La petite histoire du jeudi : Gilles
Il est huit heures du matin. Dans l’appartement de Gilles, situé au rez-de-chaussée d’une résidence moderne de la périphérie de Lyon, tout est calme et rangé. Rien ne traîne, à tel point que son deux-pièces pourrait figurer dans un catalogue pour vendre des projets immobiliers.
Il reste dix minutes à Gilles avant de partir pour son travail. Bien qu’il travaille dans la publicité, milieu réputé pour fonctionner en horaires décalés, il est tenu d’arriver à neuf heures à son bureau. Il ne lui reste plus qu’à enfiler une paire de chaussures. Oui mais voilà : pour Gilles, la chaussure est l’élément crucial de sa tenue. Le point qui peut tout faire basculer. Un jean et une chemise, c’est neutre. Accordez-les avec une paire de Richelieus en cuir, vous aurez une allure de grand bourgeois. Choisissez des Desert Boots, vous serez connoté intello. Une paire de Chelsea noire ? Immédiatement, vous incarnez le rock anglais. Gilles est un shoes addict, un obsédé de la chaussure. Il les collectionne, et garde précieusement chaque paire dans son emballage d’origine.
Ce matin, le trentenaire sait ce qu’il veut. Il cherche le carton des yeux. C’est bien ce qu’il craignait : la boîte est tout en bas, sous une pile de sept autres boîtes. Il soupire, se hisse, s’étire au maximum et, du bout des doigts, fait glisser la première boite. Elle lui tombe évidemment dessus, mais il s’y attendait. Puis méticuleusement, il dépose chaque paire jusqu’à parvenir à celle qu’il a choisie pour aujourd’hui. Il remet tout en ordre. Ses yeux brillent quand, une fois le couvercle ôté, il écarte le papier de soie rajouté par ses soins. Au fond de son écrin, une paire de Nike Air Jordan, le tout premier modèle.
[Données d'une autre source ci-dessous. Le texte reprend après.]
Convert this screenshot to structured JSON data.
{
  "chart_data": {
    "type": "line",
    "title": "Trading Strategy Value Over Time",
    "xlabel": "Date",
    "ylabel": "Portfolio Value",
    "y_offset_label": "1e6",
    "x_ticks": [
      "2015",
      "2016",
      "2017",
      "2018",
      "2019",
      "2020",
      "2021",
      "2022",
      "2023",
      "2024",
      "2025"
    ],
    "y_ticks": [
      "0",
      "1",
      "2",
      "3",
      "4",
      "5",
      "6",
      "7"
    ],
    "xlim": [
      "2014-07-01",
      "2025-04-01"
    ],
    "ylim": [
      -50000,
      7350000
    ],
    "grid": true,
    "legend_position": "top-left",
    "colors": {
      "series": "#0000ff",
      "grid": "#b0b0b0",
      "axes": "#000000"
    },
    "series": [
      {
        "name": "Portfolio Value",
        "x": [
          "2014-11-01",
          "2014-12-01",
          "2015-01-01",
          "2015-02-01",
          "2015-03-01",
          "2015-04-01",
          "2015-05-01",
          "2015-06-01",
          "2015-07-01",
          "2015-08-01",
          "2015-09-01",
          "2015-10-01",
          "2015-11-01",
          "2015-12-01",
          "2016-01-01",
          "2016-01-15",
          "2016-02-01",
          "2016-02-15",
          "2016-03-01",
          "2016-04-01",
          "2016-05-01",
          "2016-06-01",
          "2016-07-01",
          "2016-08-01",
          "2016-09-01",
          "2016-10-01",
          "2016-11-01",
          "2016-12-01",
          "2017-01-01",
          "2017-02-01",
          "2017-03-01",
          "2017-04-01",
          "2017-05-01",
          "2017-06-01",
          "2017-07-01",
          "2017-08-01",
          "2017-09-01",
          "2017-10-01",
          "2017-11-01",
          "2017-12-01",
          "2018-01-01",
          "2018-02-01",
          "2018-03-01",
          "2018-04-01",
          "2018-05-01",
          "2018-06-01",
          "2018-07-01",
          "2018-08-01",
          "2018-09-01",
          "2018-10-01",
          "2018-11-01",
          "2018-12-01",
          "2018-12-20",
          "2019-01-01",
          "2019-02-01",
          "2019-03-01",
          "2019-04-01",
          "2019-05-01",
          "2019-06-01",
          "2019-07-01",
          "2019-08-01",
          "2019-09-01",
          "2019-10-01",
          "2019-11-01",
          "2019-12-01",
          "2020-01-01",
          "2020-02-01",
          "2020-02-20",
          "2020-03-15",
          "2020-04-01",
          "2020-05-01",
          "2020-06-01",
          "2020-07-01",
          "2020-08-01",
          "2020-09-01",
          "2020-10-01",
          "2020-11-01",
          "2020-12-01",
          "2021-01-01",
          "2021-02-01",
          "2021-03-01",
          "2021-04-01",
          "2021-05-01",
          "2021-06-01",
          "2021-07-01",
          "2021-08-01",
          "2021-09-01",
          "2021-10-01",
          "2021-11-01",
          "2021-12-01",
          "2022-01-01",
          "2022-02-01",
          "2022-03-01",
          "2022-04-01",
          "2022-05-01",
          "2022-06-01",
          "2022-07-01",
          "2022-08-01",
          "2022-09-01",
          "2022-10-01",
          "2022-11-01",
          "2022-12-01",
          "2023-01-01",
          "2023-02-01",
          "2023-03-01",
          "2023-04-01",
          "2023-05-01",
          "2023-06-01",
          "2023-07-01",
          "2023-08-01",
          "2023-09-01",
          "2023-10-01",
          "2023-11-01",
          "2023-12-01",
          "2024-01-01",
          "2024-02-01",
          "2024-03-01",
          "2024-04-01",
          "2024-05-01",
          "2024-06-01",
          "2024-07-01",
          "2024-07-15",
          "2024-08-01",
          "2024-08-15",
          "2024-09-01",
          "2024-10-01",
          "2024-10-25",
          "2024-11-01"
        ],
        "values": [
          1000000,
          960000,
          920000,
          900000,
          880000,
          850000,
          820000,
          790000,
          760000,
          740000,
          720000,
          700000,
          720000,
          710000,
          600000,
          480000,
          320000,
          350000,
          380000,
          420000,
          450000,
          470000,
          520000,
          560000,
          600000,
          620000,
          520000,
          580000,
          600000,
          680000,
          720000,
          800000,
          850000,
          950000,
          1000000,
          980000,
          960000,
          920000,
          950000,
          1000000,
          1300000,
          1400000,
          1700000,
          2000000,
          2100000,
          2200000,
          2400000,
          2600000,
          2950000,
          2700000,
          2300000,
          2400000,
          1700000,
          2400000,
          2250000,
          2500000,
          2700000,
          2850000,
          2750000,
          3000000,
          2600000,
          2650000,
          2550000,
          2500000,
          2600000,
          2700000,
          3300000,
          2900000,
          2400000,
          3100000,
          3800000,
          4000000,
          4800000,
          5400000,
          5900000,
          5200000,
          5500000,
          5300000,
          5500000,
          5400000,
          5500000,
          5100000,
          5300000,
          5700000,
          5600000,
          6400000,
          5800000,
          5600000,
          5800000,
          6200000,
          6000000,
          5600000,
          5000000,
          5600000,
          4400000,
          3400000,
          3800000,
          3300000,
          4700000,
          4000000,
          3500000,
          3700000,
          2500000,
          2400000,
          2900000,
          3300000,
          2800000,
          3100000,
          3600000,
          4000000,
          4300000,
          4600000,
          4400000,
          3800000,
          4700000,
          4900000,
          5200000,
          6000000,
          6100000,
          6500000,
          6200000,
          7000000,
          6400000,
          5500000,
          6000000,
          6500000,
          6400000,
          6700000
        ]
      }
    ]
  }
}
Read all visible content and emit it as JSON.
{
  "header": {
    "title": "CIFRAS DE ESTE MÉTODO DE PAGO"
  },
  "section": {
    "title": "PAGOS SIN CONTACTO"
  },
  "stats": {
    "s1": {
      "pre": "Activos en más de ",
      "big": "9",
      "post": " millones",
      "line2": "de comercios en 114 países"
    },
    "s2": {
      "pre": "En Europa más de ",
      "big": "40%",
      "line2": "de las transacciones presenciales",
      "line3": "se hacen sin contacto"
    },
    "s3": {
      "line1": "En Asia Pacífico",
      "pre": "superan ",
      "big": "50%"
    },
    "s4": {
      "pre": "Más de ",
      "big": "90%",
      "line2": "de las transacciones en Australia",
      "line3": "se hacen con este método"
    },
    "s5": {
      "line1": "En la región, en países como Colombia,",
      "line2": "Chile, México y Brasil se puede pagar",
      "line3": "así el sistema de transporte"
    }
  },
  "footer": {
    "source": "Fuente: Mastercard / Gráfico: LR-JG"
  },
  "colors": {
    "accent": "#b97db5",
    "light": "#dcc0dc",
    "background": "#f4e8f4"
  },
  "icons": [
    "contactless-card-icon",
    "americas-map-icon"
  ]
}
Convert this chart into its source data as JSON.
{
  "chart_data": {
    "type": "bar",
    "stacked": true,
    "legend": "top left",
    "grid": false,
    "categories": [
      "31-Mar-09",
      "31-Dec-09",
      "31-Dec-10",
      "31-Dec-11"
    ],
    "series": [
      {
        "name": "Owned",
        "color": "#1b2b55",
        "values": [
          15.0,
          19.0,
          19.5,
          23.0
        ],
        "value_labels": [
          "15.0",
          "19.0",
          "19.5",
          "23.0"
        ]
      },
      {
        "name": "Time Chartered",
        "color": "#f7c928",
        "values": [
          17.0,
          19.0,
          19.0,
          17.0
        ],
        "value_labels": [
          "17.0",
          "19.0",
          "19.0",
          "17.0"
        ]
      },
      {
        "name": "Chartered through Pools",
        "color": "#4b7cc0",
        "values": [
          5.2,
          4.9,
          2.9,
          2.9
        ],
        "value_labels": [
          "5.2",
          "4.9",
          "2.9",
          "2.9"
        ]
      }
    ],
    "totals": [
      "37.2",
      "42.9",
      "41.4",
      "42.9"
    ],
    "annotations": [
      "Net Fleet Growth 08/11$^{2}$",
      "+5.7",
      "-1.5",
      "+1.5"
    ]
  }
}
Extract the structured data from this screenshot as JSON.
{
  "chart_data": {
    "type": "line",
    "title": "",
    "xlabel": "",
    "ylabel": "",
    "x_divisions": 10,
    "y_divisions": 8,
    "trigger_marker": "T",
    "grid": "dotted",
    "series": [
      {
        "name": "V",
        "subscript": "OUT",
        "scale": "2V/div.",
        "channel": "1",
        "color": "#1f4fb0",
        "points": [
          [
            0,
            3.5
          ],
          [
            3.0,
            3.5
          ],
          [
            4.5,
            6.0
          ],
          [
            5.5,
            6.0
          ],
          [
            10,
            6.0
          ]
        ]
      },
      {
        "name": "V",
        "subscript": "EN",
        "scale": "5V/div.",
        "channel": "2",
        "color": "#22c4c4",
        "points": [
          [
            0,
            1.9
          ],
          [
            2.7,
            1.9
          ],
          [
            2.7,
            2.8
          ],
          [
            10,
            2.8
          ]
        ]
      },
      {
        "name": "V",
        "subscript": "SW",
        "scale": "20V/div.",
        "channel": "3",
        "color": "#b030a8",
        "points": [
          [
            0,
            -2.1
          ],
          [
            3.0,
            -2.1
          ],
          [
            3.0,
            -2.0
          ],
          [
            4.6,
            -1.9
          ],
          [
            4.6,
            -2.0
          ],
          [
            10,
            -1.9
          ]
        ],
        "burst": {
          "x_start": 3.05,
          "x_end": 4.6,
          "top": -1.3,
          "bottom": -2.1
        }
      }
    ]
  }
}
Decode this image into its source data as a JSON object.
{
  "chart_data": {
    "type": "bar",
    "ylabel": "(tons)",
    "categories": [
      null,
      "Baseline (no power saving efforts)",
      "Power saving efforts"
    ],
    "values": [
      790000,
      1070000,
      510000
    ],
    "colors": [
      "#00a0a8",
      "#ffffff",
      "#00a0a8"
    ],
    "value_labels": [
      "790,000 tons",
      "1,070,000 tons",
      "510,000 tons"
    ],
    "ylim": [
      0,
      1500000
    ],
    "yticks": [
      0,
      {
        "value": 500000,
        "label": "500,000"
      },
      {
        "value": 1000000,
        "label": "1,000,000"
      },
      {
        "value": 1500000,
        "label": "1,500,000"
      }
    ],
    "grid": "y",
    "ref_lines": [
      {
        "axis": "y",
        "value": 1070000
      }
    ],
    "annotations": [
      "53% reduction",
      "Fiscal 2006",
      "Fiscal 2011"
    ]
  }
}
Il se souvient de l’achat de ces chaussures. Il a donné le départ à cette passion qui l’habite encore aujourd’hui. Pour certain ce sont les montres, d’autres les tableaux ou les bouteilles de vin. Lui, c’est la chaussure.
Il avait travaillé ses parents au corps pour qu’ils lui offrent ces baskets. Il passait des heures à feuilleter les publicités, les photos de « Air » Jordan s’envolant vers le panier , comme si ses Nike le propulsaient vers les sommets. Il savait d’instinct qu’en les enfilant, il se sentirait plus léger. Il aurait dans les jambes une sensation inconnue de puissance, d’élasticité. Alors il s’endormait en s’imaginant courir et bondir, il se rêvait mutant, mi-homme mi-animal, une chimère merveilleuse.
Quand, le jour de son anniversaire, il avait arraché le papier cadeau pour découvrir la fameuse virgule, le swoosh blanc, il avait presque pleuré de joie, se sentant à la fois compris par ses parents et comme augmenté dans son humanité, ayant enfin accédé à une dimension humaine qui lui était jusque-là interdite.
Il les avait portées souvent, ses Jordan. D’autres chaussures étaient ensuite venues grossir sa collection, mais celles-ci… Celles-ci, c’était son bébé, son trésor, ses préférées. Il avait craint qu’elles ne finissent par s’abîmer, mais au fil des années, elles n’avaient absolument pas bougé. Et c’est en les contemplant, neuves même après trois décennies, qu’il se dit que, tout de même, il faut bien qu’être paraplégique ait quelques avantages.